After that, both sides accused the other of failing to conduct discovery.

"It is apparent from the renewed motion to dismiss, response and reply that the parties did not conduct limited discovery. As the posture of this case has not changed since the hearing on defendants' motion to dismiss, the court hereby denies the defendants' renewed motion to dismiss," McKibben wrote in his ruling Monday.

"This will not preclude the defendants from renewing their arguments in a motion for summary judgment after the completion of discovery," McKibben wrote.

EMTCity.com, owned by Christopher Malley, claims it didn't willfully infringe on Righthaven's copyright to a Review-Journal story since the story at issue was posted by a third party message-board poster, "Dust Devil."

Malley's attorneys have complained the lawsuit is "nothing more than a bad faith attempt to shake Mr. Malley down for a settlement."

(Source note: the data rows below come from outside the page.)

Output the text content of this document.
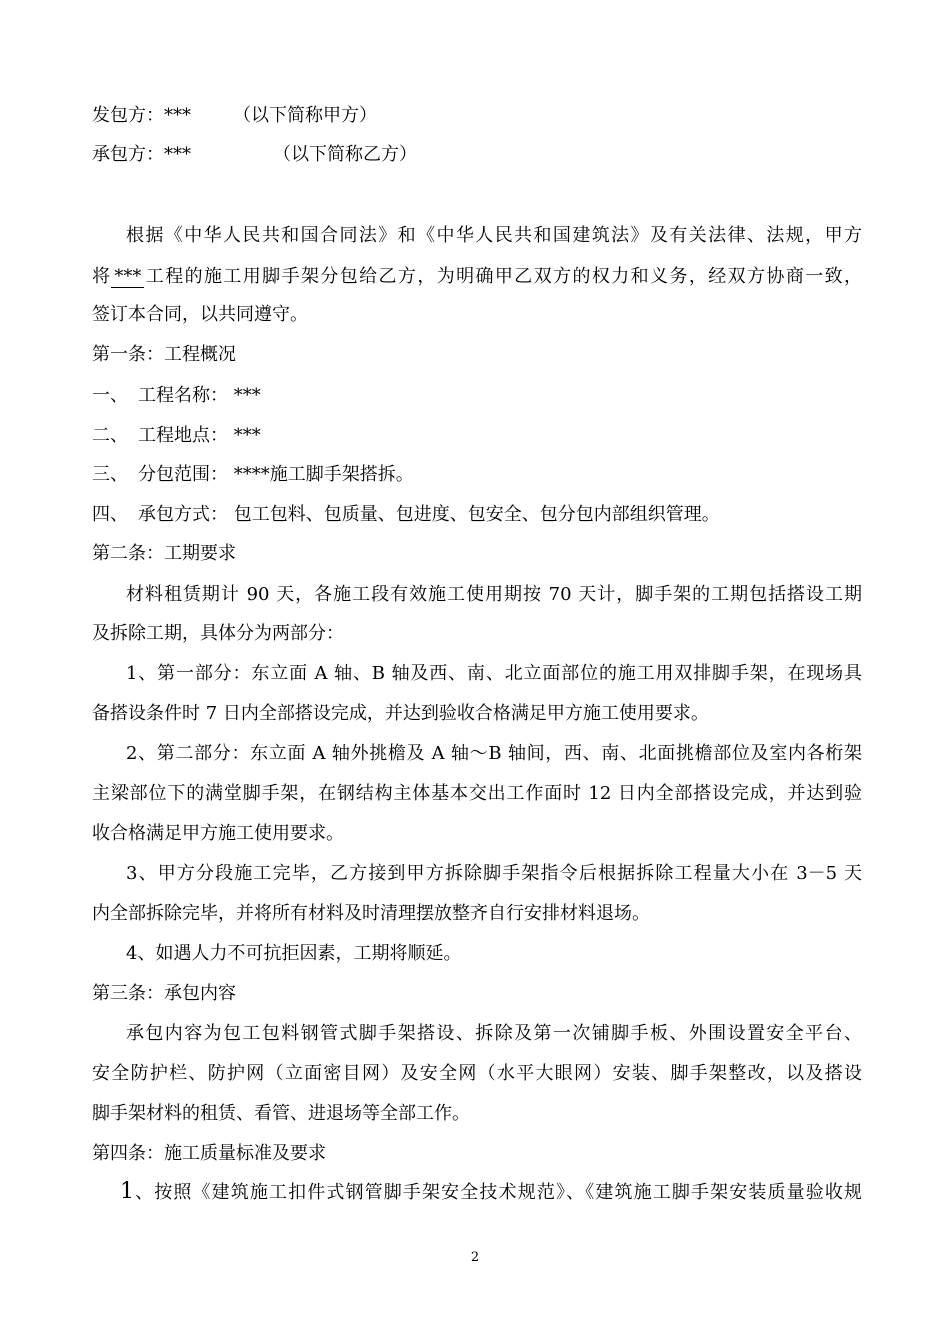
发包方：*** （以下简称甲方）
承包方：***	（以下简称乙方）
根据《中华人民共和国合同法》和《中华人民共和国建筑法》及有关法律、法规，甲方
将 *** 工程的施工用脚手架分包给乙方，为明确甲乙双方的权力和义务，经双方协商一致，
签订本合同，以共同遵守。
第一条：工程概况
一、 工程名称： ***
二、 工程地点： ***
三、 分包范围： ****施工脚手架搭拆。
四、 承包方式： 包工包料、包质量、包进度、包安全、包分包内部组织管理。
第二条：工期要求
材料租赁期计 90 天，各施工段有效施工使用期按 70 天计，脚手架的工期包括搭设工期
及拆除工期，具体分为两部分：
1、第一部分：东立面 A 轴、B 轴及西、南、北立面部位的施工用双排脚手架，在现场具
备搭设条件时 7 日内全部搭设完成，并达到验收合格满足甲方施工使用要求。
2、第二部分：东立面 A 轴外挑檐及 A 轴～B 轴间，西、南、北面挑檐部位及室内各桁架
主梁部位下的满堂脚手架，在钢结构主体基本交出工作面时 12 日内全部搭设完成，并达到验
收合格满足甲方施工使用要求。
3、甲方分段施工完毕，乙方接到甲方拆除脚手架指令后根据拆除工程量大小在 3－5 天
内全部拆除完毕，并将所有材料及时清理摆放整齐自行安排材料退场。
4、如遇人力不可抗拒因素，工期将顺延。
第三条：承包内容
承包内容为包工包料钢管式脚手架搭设、拆除及第一次铺脚手板、外围设置安全平台、
安全防护栏、防护网（立面密目网）及安全网（水平大眼网）安装、脚手架整改，以及搭设
脚手架材料的租赁、看管、进退场等全部工作。
第四条：施工质量标准及要求
1、按照《建筑施工扣件式钢管脚手架安全技术规范》、《建筑施工脚手架安装质量验收规
2
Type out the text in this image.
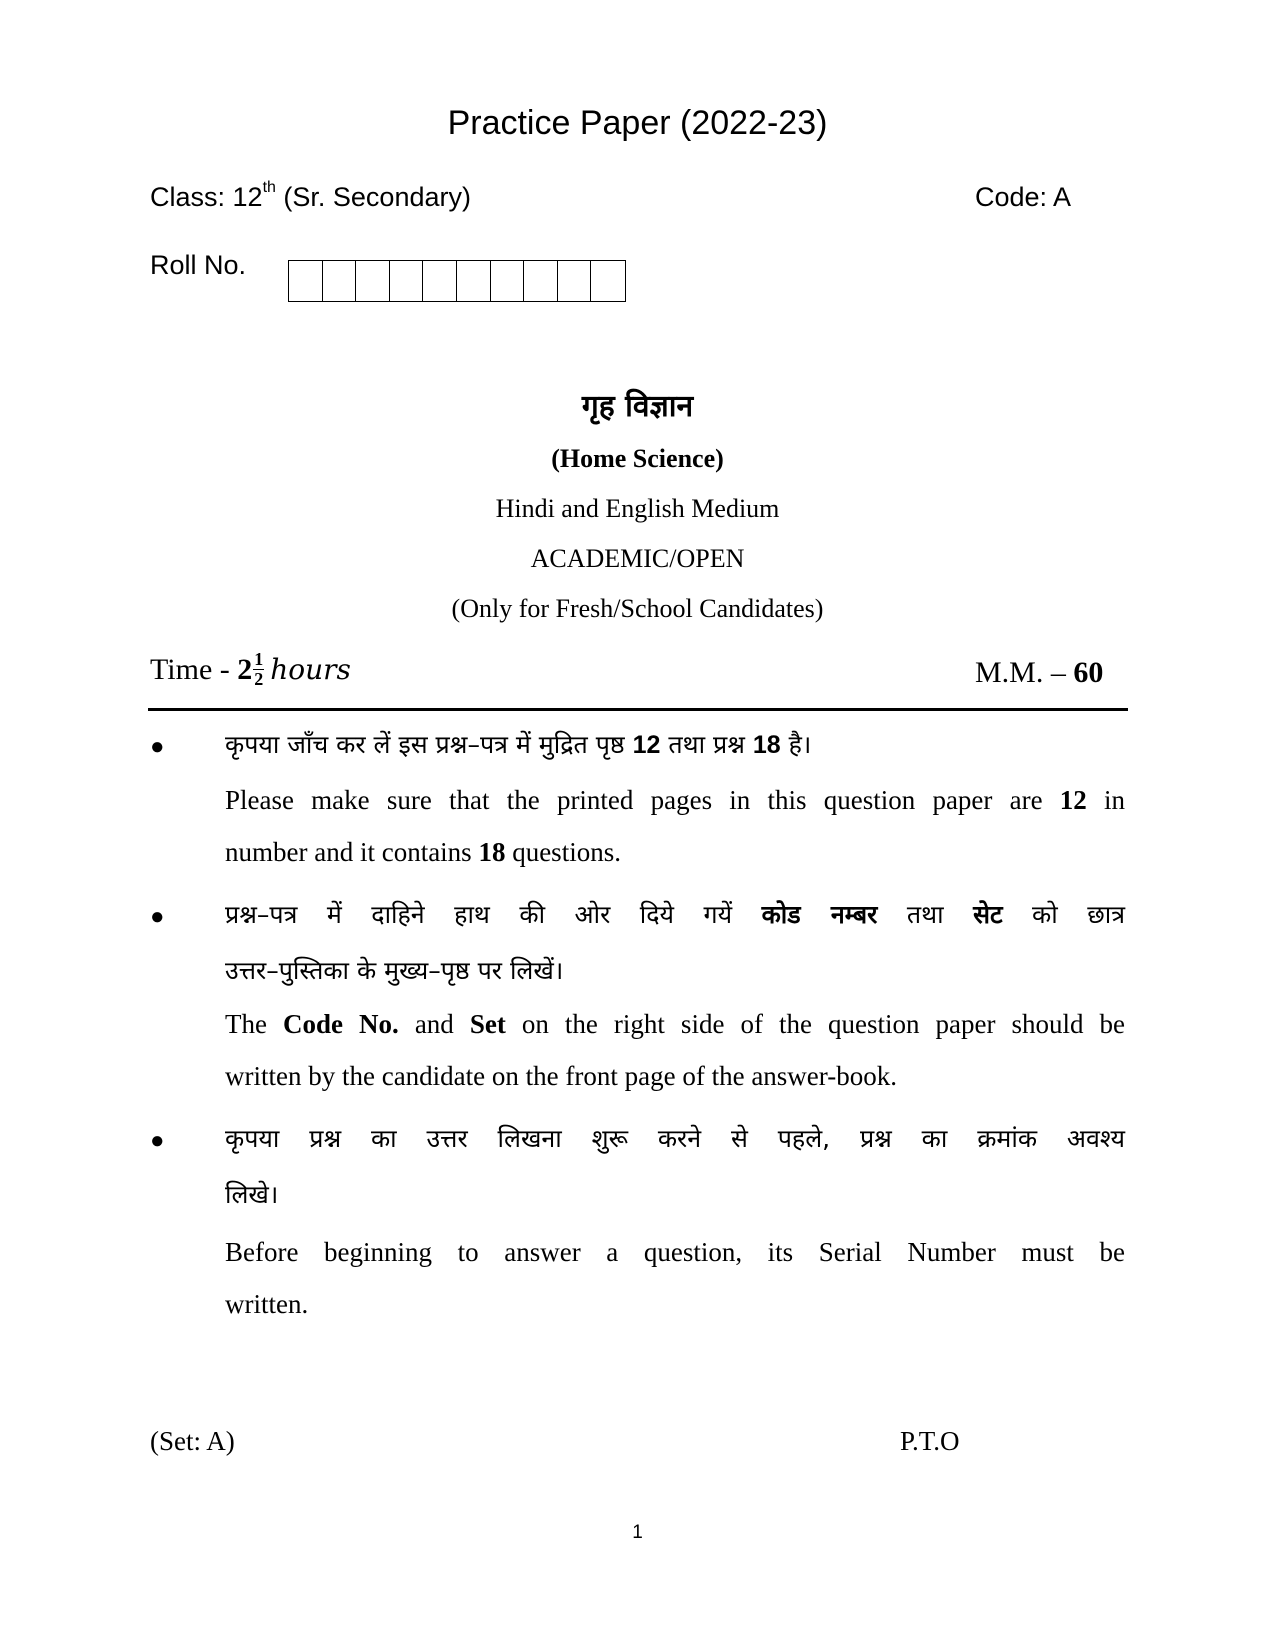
Practice Paper (2022-23)
Class: 12th (Sr. Secondary)	Code: A
Roll No.
गृह विज्ञान
(Home Science)
Hindi and English Medium
ACADEMIC/OPEN
(Only for Fresh/School Candidates)
Time - $2 \frac{1}{2}$ hours	M.M. – 60
● कृपया जाँच कर लें इस प्रश्न–पत्र में मुद्रित पृष्ठ 12 तथा प्रश्न 18 है।
Please make sure that the printed pages in this question paper are 12 in
number and it contains 18 questions.
● प्रश्न–पत्र में दाहिने हाथ की ओर दिये गयें कोड नम्बर तथा सेट को छात्र
उत्तर–पुस्तिका के मुख्य–पृष्ठ पर लिखें।
The Code No. and Set on the right side of the question paper should be
written by the candidate on the front page of the answer-book.
● कृपया प्रश्न का उत्तर लिखना शुरू करने से पहले, प्रश्न का क्रमांक अवश्य
लिखे।
Before beginning to answer a question, its Serial Number must be
written.
(Set: A)	P.T.O
1
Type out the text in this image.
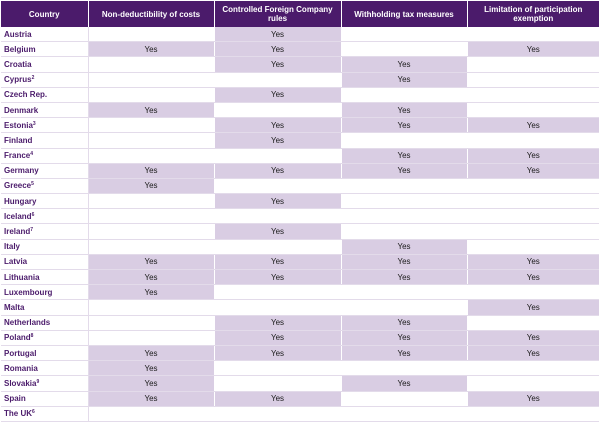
Country	Non-deductibility of costs	Controlled Foreign Company rules	Withholding tax measures	Limitation of participation exemption
Austria		Yes		
Belgium	Yes	Yes		Yes
Croatia		Yes	Yes	
Cyprus$^2$			Yes	
Czech Rep.		Yes		
Denmark	Yes		Yes	
Estonia$^3$		Yes	Yes	Yes
Finland		Yes		
France$^4$			Yes	Yes
Germany	Yes	Yes	Yes	Yes
Greece$^5$	Yes			
Hungary		Yes		
Iceland$^6$				
Ireland$^7$		Yes		
Italy			Yes	
Latvia	Yes	Yes	Yes	Yes
Lithuania	Yes	Yes	Yes	Yes
Luxembourg	Yes			
Malta				Yes
Netherlands		Yes	Yes	
Poland$^8$		Yes	Yes	Yes
Portugal	Yes	Yes	Yes	Yes
Romania	Yes			
Slovakia$^9$	Yes		Yes	
Spain	Yes	Yes		Yes
The UK$^6$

Attorneys for Righthaven, however, argued this month that during the October hearing McKibben "undoubtedly determined that Righthaven had established standing sufficient to bring the copyright infringement claims in this action. Defendants, on the other hand, had failed to offer any extrinsic evidence to rebut the presumptions afforded to Righthaven under the Copyright Act."

"In the intervening 45 days during which the parties were authorized to conduct discovery, defendants, the parties who lost the motion to dismiss, did absolutely nothing," Righthaven's attorneys charged.

As existing and new cases progress, Righthaven observers are waiting for judges to rule on higher-profile cases that could set precedents in copyright law.

One judge is considering -- in a case involving the Center for Intercultural Organizing -- dismissing the lawsuit on fair use grounds.

Other judges are reviewing counterclaims filed by four defendants against Righthaven charging its lawsuits are an abuse of the court system.

Those charges are denied by Righthaven, which says the suits are necessary to deal with widespread online infringement of newspaper stories, columns, editorials, graphics and photos.